Presently the German advance-guard entered the defile. They had dined not wisely but too well, and, jubilant over the result of their successful raid, were sadly lax in the exercise of their military duties. Two of them had removed their helmets, which were dangling from their saddles. All of them, almost overcome with wine and the heat of the day, were drowsy.
Suddenly the Belgian ambush sprang to their feet. The startled Germans were confronted by a row of rifles, levelled from a distance that would make a miss almost an impossibility.
The lances fell from the nerveless hands of the astounded Teutons, and with machine-like precision they raised their hands above their heads. In quick time they were disarmed, secured, and led away to the rear of the Belgian machine-guns.
Barely was this done when two more troopers—the link between the advance-guard and the main body—rode up, only to be captured and secured as their predecessors had been.
But, however lax the military discipline of the scouts, the commander of the German troops was not to be caught napping so easily. Having failed to receive a signal from the advance-guard that all was well, he halted his men.

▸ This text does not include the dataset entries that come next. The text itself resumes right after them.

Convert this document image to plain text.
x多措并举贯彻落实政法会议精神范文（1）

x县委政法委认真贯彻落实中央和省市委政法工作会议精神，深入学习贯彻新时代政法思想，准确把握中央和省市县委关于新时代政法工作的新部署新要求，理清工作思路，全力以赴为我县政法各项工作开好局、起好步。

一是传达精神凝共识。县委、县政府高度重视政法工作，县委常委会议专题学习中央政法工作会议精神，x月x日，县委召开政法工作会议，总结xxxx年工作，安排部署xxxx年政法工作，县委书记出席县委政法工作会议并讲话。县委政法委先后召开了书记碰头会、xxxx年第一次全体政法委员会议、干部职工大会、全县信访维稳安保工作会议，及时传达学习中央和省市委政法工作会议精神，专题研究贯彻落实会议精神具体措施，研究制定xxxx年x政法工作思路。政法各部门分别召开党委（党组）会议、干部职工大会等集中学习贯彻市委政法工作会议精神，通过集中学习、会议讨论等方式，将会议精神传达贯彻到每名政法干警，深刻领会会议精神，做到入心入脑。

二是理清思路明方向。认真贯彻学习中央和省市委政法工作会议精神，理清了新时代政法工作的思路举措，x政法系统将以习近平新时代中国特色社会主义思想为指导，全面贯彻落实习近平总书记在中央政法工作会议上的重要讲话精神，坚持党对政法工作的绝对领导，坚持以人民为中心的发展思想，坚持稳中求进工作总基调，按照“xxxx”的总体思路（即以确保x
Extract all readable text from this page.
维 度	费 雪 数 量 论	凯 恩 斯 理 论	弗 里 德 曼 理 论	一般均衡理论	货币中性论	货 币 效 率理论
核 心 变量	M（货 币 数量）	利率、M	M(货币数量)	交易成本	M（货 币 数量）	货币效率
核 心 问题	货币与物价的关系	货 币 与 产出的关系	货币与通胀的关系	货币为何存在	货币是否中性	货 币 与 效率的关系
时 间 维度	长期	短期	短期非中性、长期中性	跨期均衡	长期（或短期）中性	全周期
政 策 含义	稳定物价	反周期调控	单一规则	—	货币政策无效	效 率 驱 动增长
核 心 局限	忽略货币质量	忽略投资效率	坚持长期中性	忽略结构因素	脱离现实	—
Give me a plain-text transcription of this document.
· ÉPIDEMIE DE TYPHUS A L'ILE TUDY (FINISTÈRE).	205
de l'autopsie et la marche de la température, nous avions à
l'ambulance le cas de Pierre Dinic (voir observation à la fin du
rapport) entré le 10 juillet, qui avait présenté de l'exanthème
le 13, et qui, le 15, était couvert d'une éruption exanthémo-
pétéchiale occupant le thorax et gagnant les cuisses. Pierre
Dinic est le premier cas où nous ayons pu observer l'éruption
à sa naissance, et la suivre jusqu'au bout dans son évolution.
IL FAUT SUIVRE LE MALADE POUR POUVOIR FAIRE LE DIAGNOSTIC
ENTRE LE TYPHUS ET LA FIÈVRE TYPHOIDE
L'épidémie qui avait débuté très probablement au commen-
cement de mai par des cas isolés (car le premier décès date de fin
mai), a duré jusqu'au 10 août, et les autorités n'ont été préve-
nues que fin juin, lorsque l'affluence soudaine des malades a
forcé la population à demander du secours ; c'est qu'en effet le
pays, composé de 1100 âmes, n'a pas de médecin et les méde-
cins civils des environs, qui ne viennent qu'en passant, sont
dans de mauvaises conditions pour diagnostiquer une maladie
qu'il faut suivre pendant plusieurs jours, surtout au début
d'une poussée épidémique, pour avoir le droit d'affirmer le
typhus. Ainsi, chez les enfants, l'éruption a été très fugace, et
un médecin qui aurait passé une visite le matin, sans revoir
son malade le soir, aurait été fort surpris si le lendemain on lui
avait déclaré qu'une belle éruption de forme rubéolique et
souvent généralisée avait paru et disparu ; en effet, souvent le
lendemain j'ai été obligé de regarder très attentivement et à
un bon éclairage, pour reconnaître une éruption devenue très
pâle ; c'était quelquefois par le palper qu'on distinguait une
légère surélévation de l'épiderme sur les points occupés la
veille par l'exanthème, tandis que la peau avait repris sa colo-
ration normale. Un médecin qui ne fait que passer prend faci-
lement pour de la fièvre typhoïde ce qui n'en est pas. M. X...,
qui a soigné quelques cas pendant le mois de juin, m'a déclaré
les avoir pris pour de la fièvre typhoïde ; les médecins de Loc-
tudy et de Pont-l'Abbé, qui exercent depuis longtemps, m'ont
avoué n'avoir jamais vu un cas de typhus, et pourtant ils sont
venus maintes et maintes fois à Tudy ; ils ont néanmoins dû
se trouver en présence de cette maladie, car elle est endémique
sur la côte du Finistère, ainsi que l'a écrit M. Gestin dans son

The Belgian Colonel shrugged his shoulders. His keen insight told him that the enemy was suspicious; yet, knowing that the German officers were equipped with powerful field-glasses, he dared not order two of his men to give the supposed signal to advance.
"At what range is the head of yonder column?" he asked, addressing the captain in charge of the mitrailleuse section.
"Five hundred and fifty metres, Monsieur le Major."
Thinking it better to open fire upon the Germans, who were as yet in close formation, rather than wait for them to extend and take cover, the Belgian commander was about to give the necessary order when the four armoured motor-cars were observed to dash forward.
They advanced in pairs, ten yards separating the first two, with an interval of about a hundred yards between the second and third. The third and last were the same distance apart as were the first and second.